An today article\link to read:
"...The U.S. government is expanding a cybersecurity program that scans Internet traffic headed into and out of defense contractors to include far more of the country's private, civilian-run infrastructure..."
I'm actually not that worried about the authorities using drones, although there are obviously some risks involved in that too. There are laws and regulations that say what the authorities can, and cannot do.
However, what gives me the real creeps, is that a time will come in the not so distant future (5 years, max) when drones and drone "swarms" will become so cheap and technologically sophisticated that everyone and their dog can afford and operate them. That's when the real "fun" will begin. If you can call it that...

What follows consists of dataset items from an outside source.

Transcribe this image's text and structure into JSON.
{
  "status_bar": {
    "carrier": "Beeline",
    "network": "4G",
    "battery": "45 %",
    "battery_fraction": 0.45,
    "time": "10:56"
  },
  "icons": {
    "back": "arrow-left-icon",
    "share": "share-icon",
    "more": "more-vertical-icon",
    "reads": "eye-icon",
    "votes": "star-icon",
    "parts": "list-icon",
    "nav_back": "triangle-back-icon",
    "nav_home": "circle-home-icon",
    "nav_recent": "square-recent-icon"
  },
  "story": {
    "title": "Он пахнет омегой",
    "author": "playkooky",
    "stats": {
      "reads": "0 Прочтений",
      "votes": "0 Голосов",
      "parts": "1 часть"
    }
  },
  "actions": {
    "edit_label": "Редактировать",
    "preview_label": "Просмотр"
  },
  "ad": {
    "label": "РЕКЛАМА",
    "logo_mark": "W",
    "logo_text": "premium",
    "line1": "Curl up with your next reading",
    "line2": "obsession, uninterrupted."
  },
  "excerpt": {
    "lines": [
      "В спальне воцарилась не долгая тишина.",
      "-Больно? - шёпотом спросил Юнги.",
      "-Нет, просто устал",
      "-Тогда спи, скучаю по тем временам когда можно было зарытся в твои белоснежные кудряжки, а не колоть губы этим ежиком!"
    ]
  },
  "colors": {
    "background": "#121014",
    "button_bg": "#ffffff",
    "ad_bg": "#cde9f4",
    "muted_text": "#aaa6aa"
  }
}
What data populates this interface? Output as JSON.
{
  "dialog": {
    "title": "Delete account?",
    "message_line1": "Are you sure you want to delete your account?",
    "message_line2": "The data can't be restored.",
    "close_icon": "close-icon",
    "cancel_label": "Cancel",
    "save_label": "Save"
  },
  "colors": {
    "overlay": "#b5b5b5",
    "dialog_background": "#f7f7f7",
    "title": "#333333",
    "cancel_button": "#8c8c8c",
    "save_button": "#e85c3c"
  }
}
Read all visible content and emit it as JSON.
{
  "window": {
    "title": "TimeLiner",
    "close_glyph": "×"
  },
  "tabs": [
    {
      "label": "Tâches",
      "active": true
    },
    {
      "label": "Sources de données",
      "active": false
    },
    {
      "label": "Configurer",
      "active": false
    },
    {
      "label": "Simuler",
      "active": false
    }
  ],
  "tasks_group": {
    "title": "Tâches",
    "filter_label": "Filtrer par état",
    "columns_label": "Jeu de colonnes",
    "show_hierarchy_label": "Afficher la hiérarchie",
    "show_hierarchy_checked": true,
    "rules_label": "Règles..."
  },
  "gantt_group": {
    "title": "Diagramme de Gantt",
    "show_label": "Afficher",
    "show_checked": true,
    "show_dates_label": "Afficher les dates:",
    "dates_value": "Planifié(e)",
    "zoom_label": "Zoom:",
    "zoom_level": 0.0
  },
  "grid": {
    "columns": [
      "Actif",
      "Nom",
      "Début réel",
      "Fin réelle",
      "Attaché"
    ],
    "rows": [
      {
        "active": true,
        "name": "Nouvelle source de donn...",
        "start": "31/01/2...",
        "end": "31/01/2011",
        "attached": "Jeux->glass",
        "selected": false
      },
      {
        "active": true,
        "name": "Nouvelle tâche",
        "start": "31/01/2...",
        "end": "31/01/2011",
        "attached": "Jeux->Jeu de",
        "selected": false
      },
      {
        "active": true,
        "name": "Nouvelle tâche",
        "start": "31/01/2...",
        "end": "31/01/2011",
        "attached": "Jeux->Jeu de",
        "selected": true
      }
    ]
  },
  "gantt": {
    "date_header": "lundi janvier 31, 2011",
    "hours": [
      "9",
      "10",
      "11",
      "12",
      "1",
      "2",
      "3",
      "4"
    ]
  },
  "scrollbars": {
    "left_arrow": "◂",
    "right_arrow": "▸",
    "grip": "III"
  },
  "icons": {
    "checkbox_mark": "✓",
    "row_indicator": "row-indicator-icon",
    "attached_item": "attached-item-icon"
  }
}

While the authorities don't have any particular incentive to screw some random individual who has not committed any particular crime or misdemeanor, there are scores and scores of other people out there who do, and will find all kinds of nefarious, nasty and criminal uses for this technology.
This is really a kind of a nightmare scenario.
In my opinion the real discussion is not if the authorities should be allowed to use drones. They already do, and that's that. The rest is just regulation.
The real threat comes from civilian uses of this technology. While I can quickly think of at least 10 useful uses, I can also think of another 10 that range from nasty to downright dangerous.
This is something that is worth extremely careful consideration, because otherwise we might soon find ourselves in the proverbial creek without a paddle.